"You'll be Mrs. Enslee, and I suppose I'll be Mrs. William Enslee, or Mrs. Little Willie, sha'n't I, mama? Do you want me to call you mama, or shall I stick to Mrs. Enslee?"
"As you like, my dear," said Mrs. Enslee, with a little shudder at being "mama" to a strange woman and a rival. Persis rattled on in ill-managed embarrassment.
"It will be pretty mixy with two Mrs. William Enslees, won't it? Like two in a single bed—pardon me! I'll have to be awfully good or awfully careful, sha'n't I, for fear my letters may fall into your hands? But I'll promise not to give away what I find in yours if you won't tell on me."
Mrs. Enslee was rather pleased than offended at this. At least it credited her with the ability to create scandal.
She was like Mrs. Neff in hating to get too old to be suspected.
She smiled at Persis with Spanish coquetry, and offered her aid in the appalling details of announcing the engagement. It was the new mode to use the telephone for the more intimate friends. For others there were letters, calls, advertisements, luncheons, and dinners in all the exquisite degrees of familiarity.
She and Persis were going into business for a while on a large scale—a business for which Persis was peculiarly fitted and in which she developed an extraordinary energy.
When Persis had returned to New York from the Enslee country place to find her father helpless and dejected, the offer of Willie's aid had acted like a magic elixir. It had meant the payment of old bills, or their enlargement, and the opening of new credits. Dealers whom the mercantile agencies had secretly filled with alarm for the Cabot accounts had been subtly reassured.

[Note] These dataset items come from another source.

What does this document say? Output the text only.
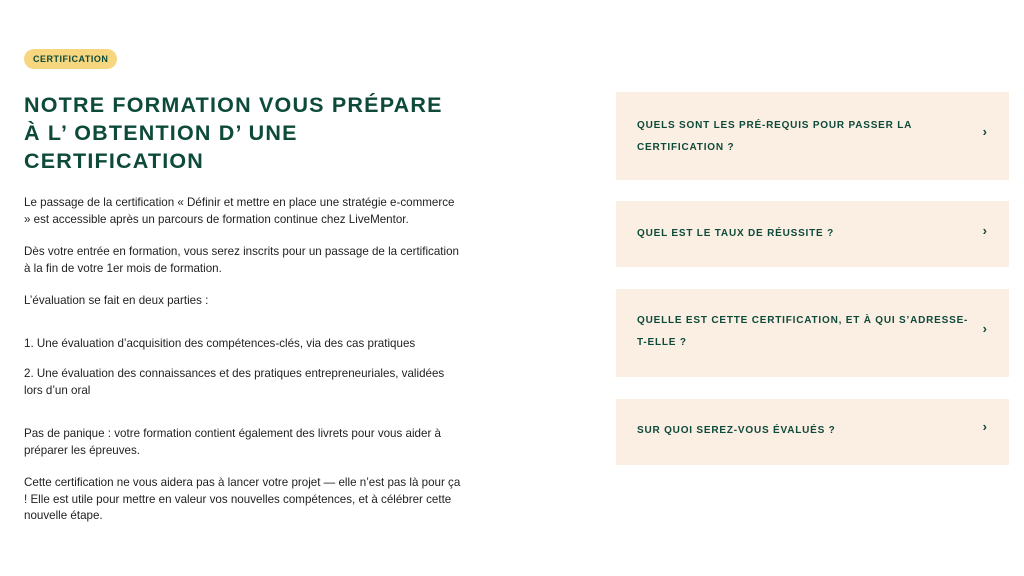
CERTIFICATION
NOTRE FORMATION VOUS PRÉPARE À L’ OBTENTION D’ UNE CERTIFICATION

Le passage de la certification « Définir et mettre en place une stratégie e-commerce » est accessible après un parcours de formation continue chez LiveMentor.

Dès votre entrée en formation, vous serez inscrits pour un passage de la certification à la fin de votre 1er mois de formation.

L’évaluation se fait en deux parties :

1. Une évaluation d’acquisition des compétences-clés, via des cas pratiques

2. Une évaluation des connaissances et des pratiques entrepreneuriales, validées lors d’un oral

Pas de panique : votre formation contient également des livrets pour vous aider à préparer les épreuves.

Cette certification ne vous aidera pas à lancer votre projet — elle n’est pas là pour ça ! Elle est utile pour mettre en valeur vos nouvelles compétences, et à célébrer cette nouvelle étape.

QUELS SONT LES PRÉ-REQUIS POUR PASSER LA CERTIFICATION ?
›
QUEL EST LE TAUX DE RÉUSSITE ?	›
QUELLE EST CETTE CERTIFICATION, ET À QUI S’ADRESSE-T-ELLE ?
›
SUR QUOI SEREZ-VOUS ÉVALUÉS ?	›
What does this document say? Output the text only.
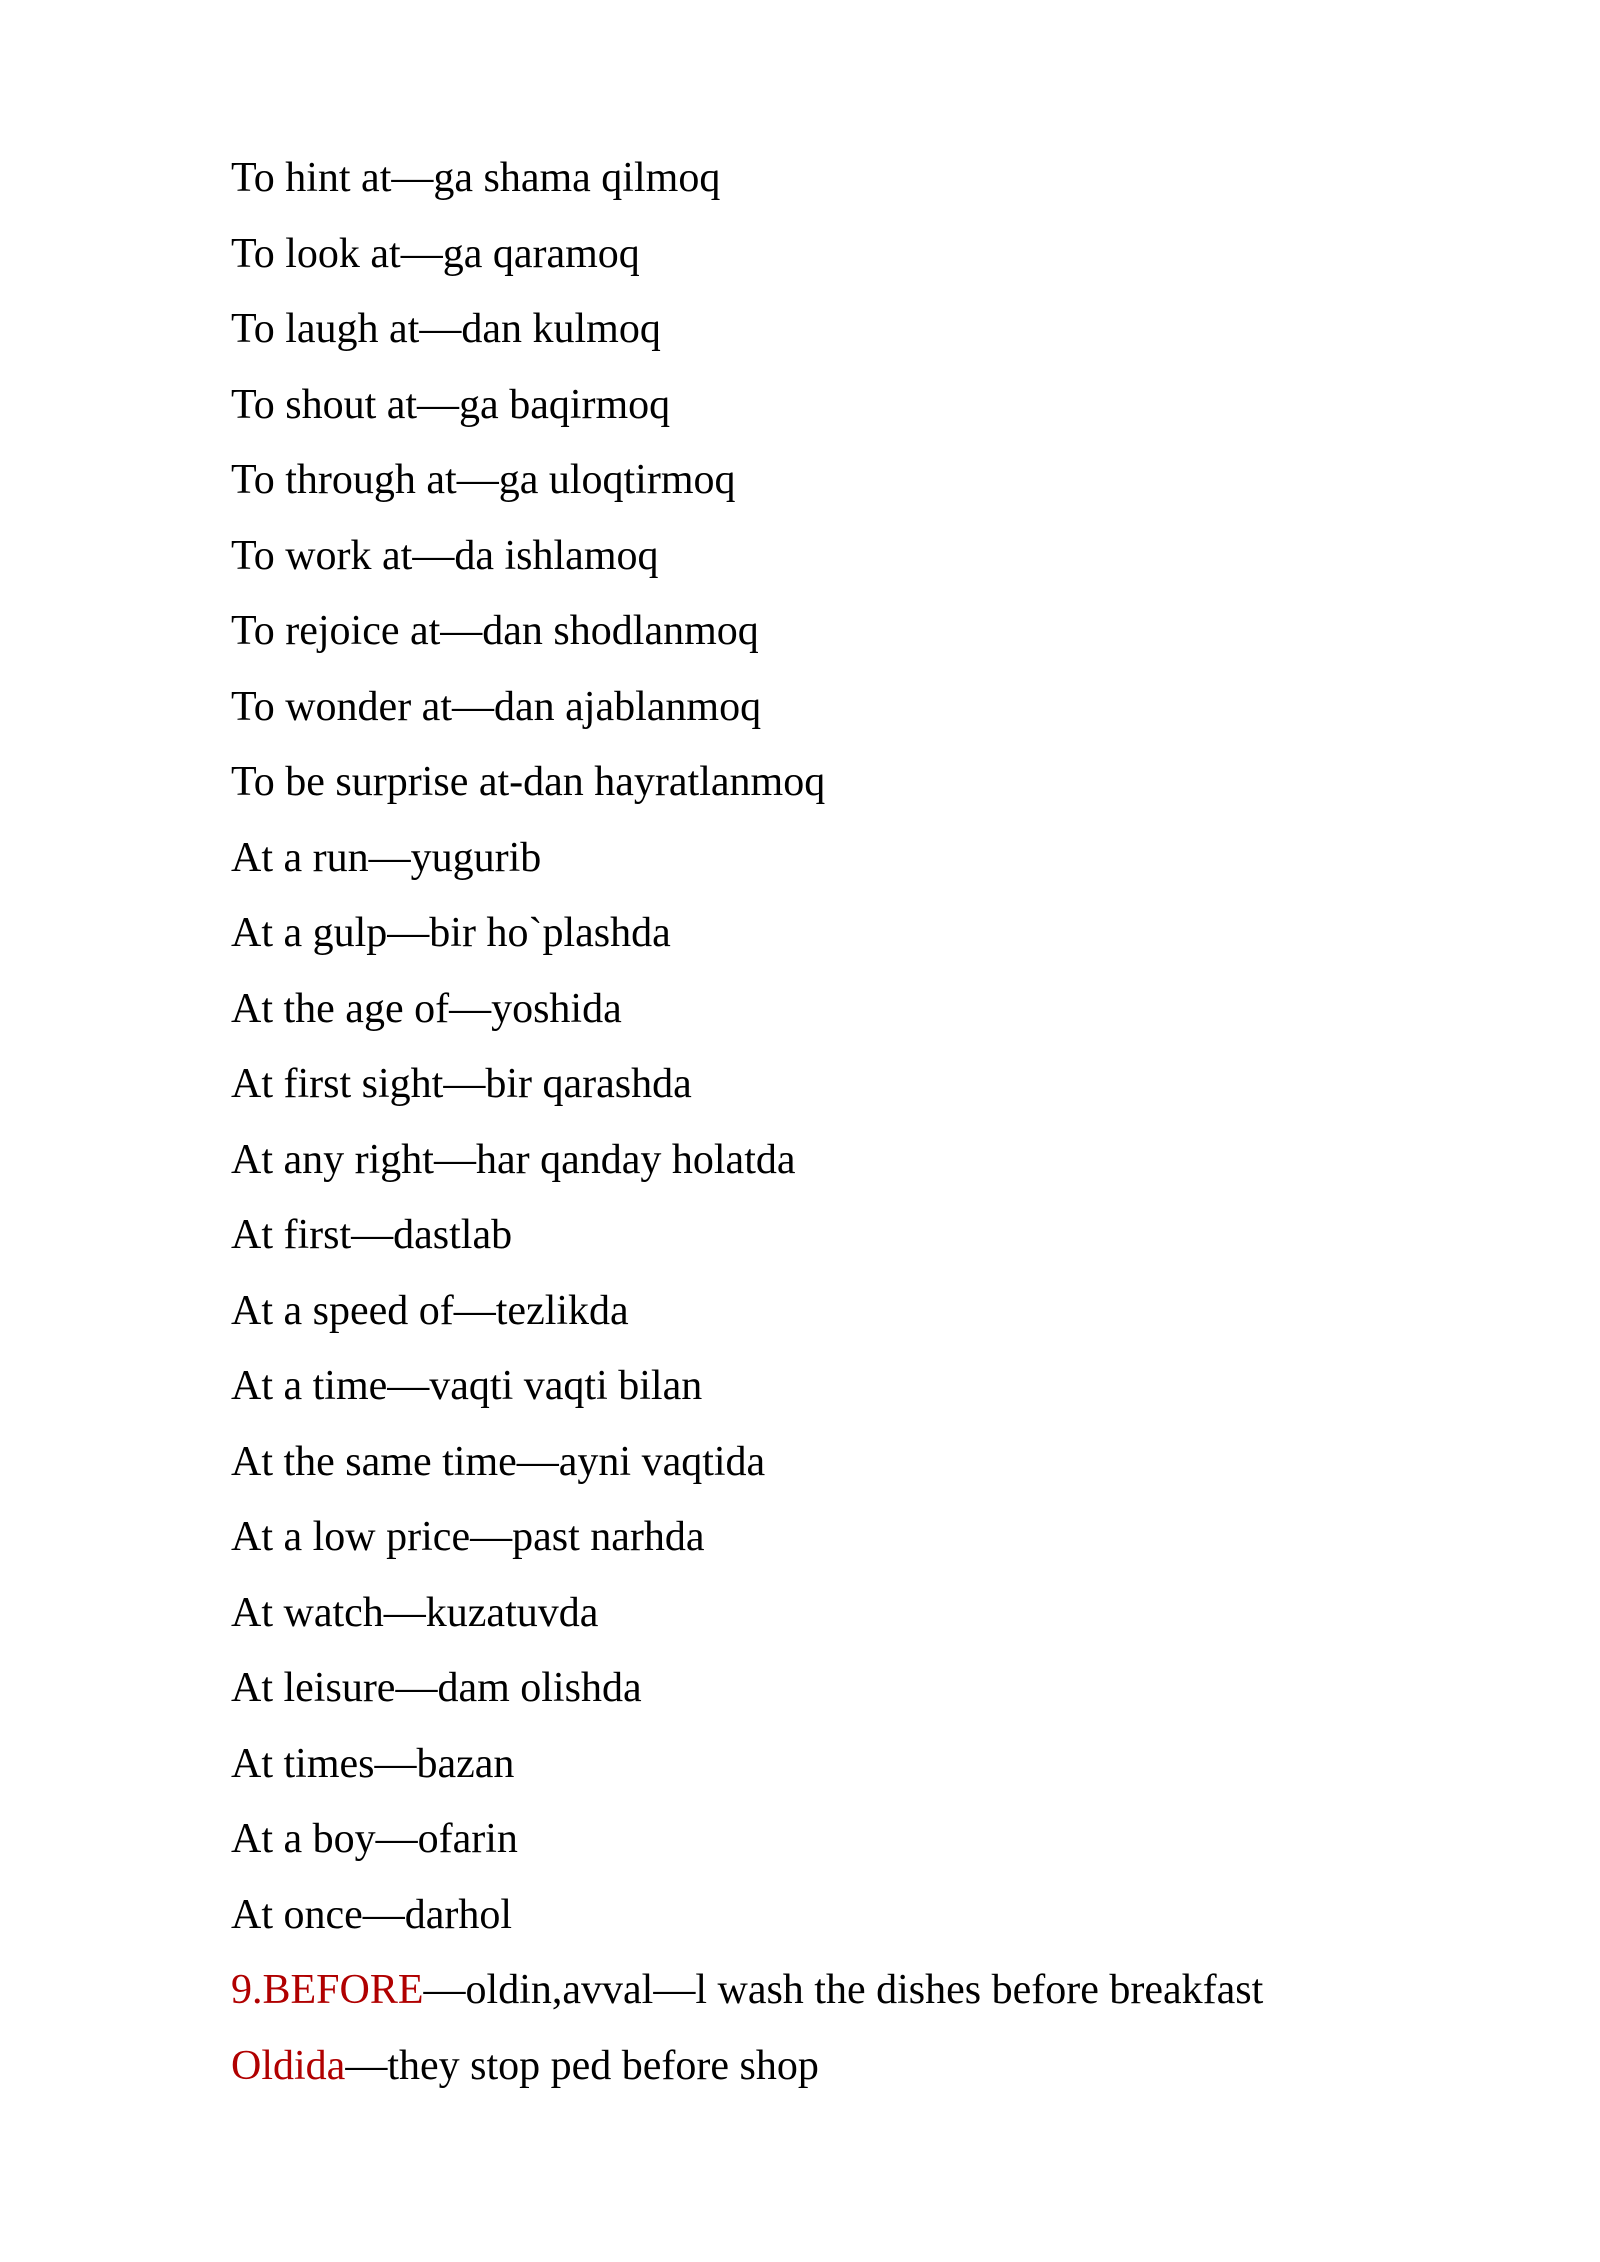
To hint at—ga shama qilmoq
To look at—ga qaramoq
To laugh at—dan kulmoq
To shout at—ga baqirmoq
To through at—ga uloqtirmoq
To work at—da ishlamoq
To rejoice at—dan shodlanmoq
To wonder at—dan ajablanmoq
To be surprise at-dan hayratlanmoq
At a run—yugurib
At a gulp—bir ho`plashda
At the age of—yoshida
At first sight—bir qarashda
At any right—har qanday holatda
At first—dastlab
At a speed of—tezlikda
At a time—vaqti vaqti bilan
At the same time—ayni vaqtida
At a low price—past narhda
At watch—kuzatuvda
At leisure—dam olishda
At times—bazan
At a boy—ofarin
At once—darhol
9.BEFORE—oldin,avval—l wash the dishes before breakfast
Oldida—they stop ped before shop
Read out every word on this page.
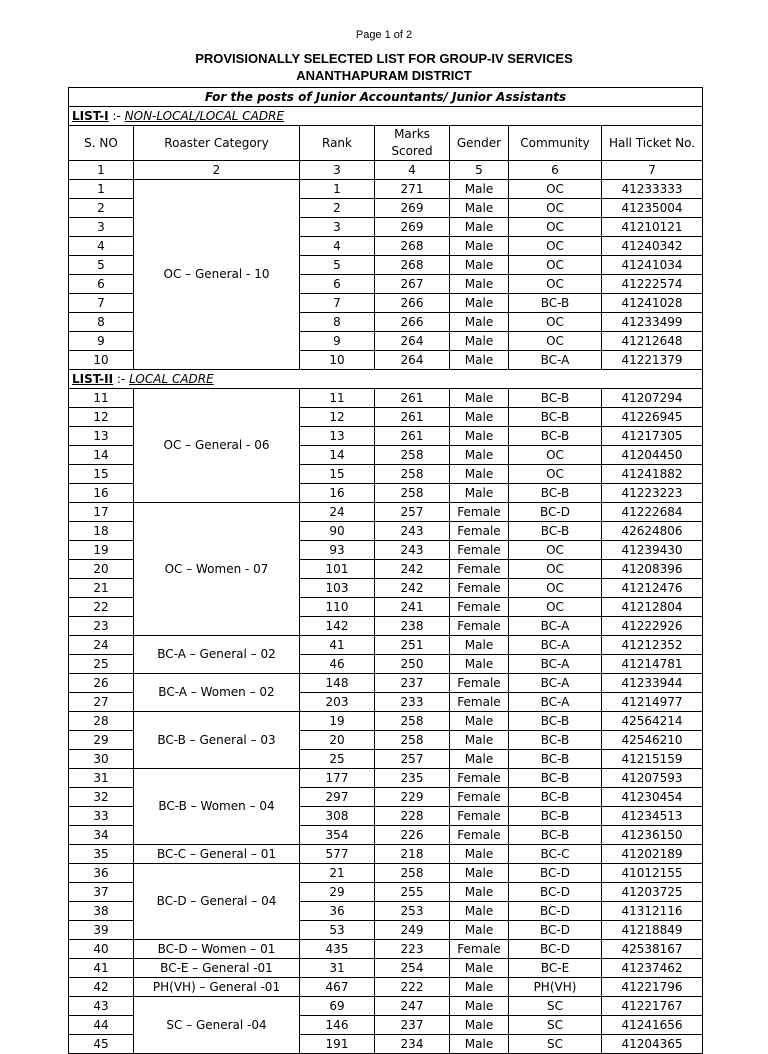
Page 1 of 2
PROVISIONALLY SELECTED LIST FOR GROUP-IV SERVICES
ANANTHAPURAM DISTRICT
For the posts of Junior Accountants/ Junior Assistants						
LIST-I :- NON-LOCAL/LOCAL CADRE						
S. NO	Roaster Category	Rank	Marks Scored	Gender	Community	Hall Ticket No.
1	2	3	4	5	6	7
1	OC – General - 10	1	271	Male	OC	41233333
2		2	269	Male	OC	41235004
3		3	269	Male	OC	41210121
4		4	268	Male	OC	41240342
5		5	268	Male	OC	41241034
6		6	267	Male	OC	41222574
7		7	266	Male	BC-B	41241028
8		8	266	Male	OC	41233499
9		9	264	Male	OC	41212648
10		10	264	Male	BC-A	41221379
LIST-II :- LOCAL CADRE						
11	OC – General - 06	11	261	Male	BC-B	41207294
12		12	261	Male	BC-B	41226945
13		13	261	Male	BC-B	41217305
14		14	258	Male	OC	41204450
15		15	258	Male	OC	41241882
16		16	258	Male	BC-B	41223223
17	OC – Women - 07	24	257	Female	BC-D	41222684
18		90	243	Female	BC-B	42624806
19		93	243	Female	OC	41239430
20		101	242	Female	OC	41208396
21		103	242	Female	OC	41212476
22		110	241	Female	OC	41212804
23		142	238	Female	BC-A	41222926
24	BC-A – General – 02	41	251	Male	BC-A	41212352
25		46	250	Male	BC-A	41214781
26	BC-A – Women – 02	148	237	Female	BC-A	41233944
27		203	233	Female	BC-A	41214977
28	BC-B – General – 03	19	258	Male	BC-B	42564214
29		20	258	Male	BC-B	42546210
30		25	257	Male	BC-B	41215159
31	BC-B – Women – 04	177	235	Female	BC-B	41207593
32		297	229	Female	BC-B	41230454
33		308	228	Female	BC-B	41234513
34		354	226	Female	BC-B	41236150
35	BC-C – General – 01	577	218	Male	BC-C	41202189
36	BC-D – General – 04	21	258	Male	BC-D	41012155
37		29	255	Male	BC-D	41203725
38		36	253	Male	BC-D	41312116
39		53	249	Male	BC-D	41218849
40	BC-D – Women – 01	435	223	Female	BC-D	42538167
41	BC-E – General -01	31	254	Male	BC-E	41237462
42	PH(VH) – General -01	467	222	Male	PH(VH)	41221796
43	SC – General -04	69	247	Male	SC	41221767
44		146	237	Male	SC	41241656
45		191	234	Male	SC	41204365
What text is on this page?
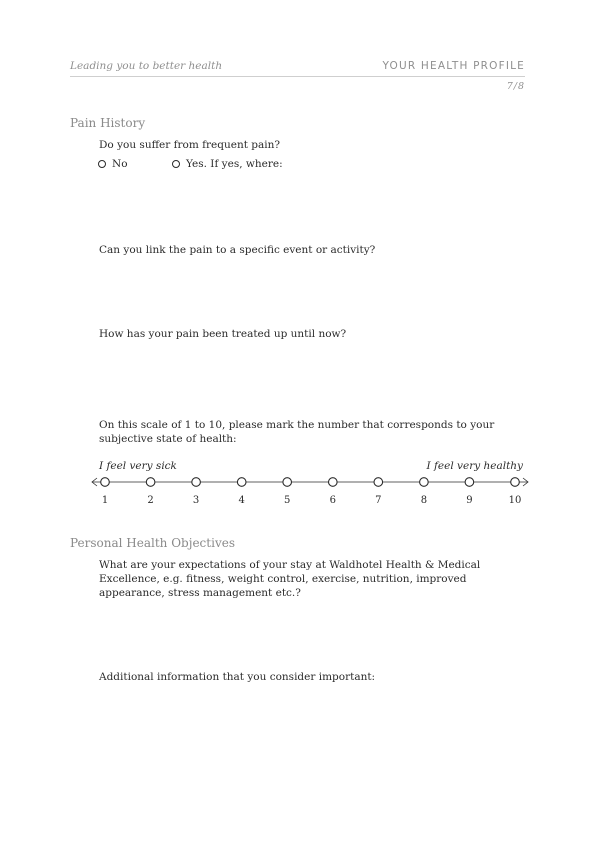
Leading you to better health	YOUR HEALTH PROFILE
7/8
Pain History
Do you suffer from frequent pain?
No	Yes. If yes, where:
Can you link the pain to a specific event or activity?
How has your pain been treated up until now?
On this scale of 1 to 10, please mark the number that corresponds to your subjective state of health:
I feel very sick	I feel very healthy
1	2	3	4	5	6	7	8	9	10
Personal Health Objectives
What are your expectations of your stay at Waldhotel Health & Medical Excellence, e.g. fitness, weight control, exercise, nutrition, improved appearance, stress management etc.?
Additional information that you consider important:
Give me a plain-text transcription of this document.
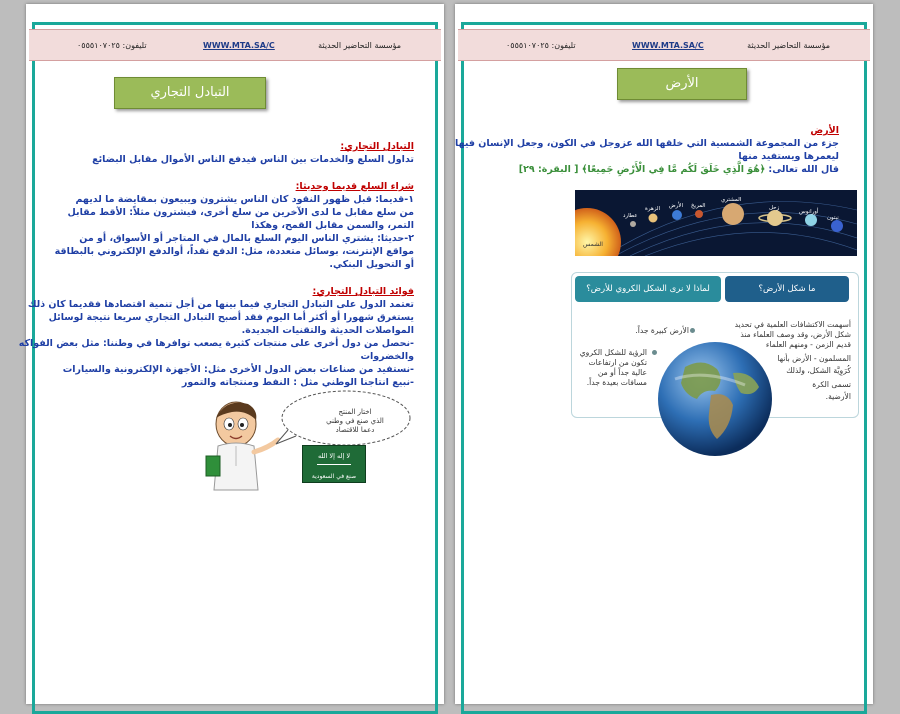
مؤسسة التحاضير الحديثة
WWW.MTA.SA/C
تليفون: ٠٥٥٥١٠٧٠٢٥
التبادل التجاري
التبادل التجاري:
تداول السلع والخدمات بين الناس فيدفع الناس الأموال مقابل البضائع
شراء السلع قديما وحديثا:
١-قديما: قبل ظهور النقود كان الناس يشترون ويبيعون بمقايضة ما لديهم
من سلع مقابل ما لدى الآخرين من سلع أخرى، فيشترون مثلاً: الأقط مقابل
التمر، والسمن مقابل القمح، وهكذا
٢-حديثا: يشتري الناس اليوم السلع بالمال في المتاجر أو الأسواق، أو من
مواقع الإنترنت، بوسائل متعددة، مثل: الدفع نقداً، أوالدفع الإلكتروني بالبطاقة
أو التحويل البنكي.
فوائد التبادل التجاري:
تعتمد الدول على التبادل التجاري فيما بينها من أجل تنمية اقتصادها فقديما كان ذلك
يستغرق شهورا أو أكثر أما اليوم فقد أصبح التبادل التجاري سريعا نتيجة لوسائل
المواصلات الحديثة والتقنيات الجديدة.
-نحصل من دول أخرى على منتجات كثيرة يصعب توافرها في وطننا: مثل بعض الفواكه
والخضروات
-نستفيد من صناعات بعض الدول الأخرى مثل: الأجهزة الإلكترونية والسيارات
-نبيع انتاجنا الوطني مثل : النفط ومنتجاته والتمور
اختار المنتج
الذي صنع في وطني
دعما للاقتصاد
لا إله إلا الله
صنع في السعودية
مؤسسة التحاضير الحديثة
WWW.MTA.SA/C
تليفون: ٠٥٥٥١٠٧٠٢٥
الأرض
الأرض
جزء من المجموعة الشمسية التي خلقها الله عزوجل في الكون، وجعل الإنسان فيها
ليعمرها ويستفيد منها
قال الله تعالى: ﴿هُوَ الَّذِي خَلَقَ لَكُم مَّا فِي الْأَرْضِ جَمِيعًا﴾ [ البقرة: ٢٩]
الشمس
عطارد
الزهرة الأرض المريخ
المشتري
زحل
أورانوس
نبتون
ما شكل الأرض؟
لماذا لا نرى الشكل الكروي للأرض؟
الأرض كبيرة جداً.
الرؤية للشكل الكروي
تكون من ارتفاعات
عالية جداً أو من
مسافات بعيدة جداً.
أسهمت الاكتشافات العلمية في تحديد
شكل الأرض، وقد وصف العلماء منذ
قديم الزمن - ومنهم العلماء
المسلمون - الأرض بأنها
كُرَوِيَّة الشكل، ولذلك
تسمى الكرة
الأرضية.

In place of letters of pathetic appeal for a little something to meet a pay-roll there came letters announcing private views of new importations. Persis' own father called her his loan-broker, and said that she had earned the usual commission; he ordered her to buy new things. He complained of the shabbiness of her hats. Why hadn't she bought the lot she had spoken to him about some time ago? She did at once—and more.
Persis was like a child waking from a bad dream to find that it is Christmas morning and that its stockings are cornucopias spilling over with glittering toys.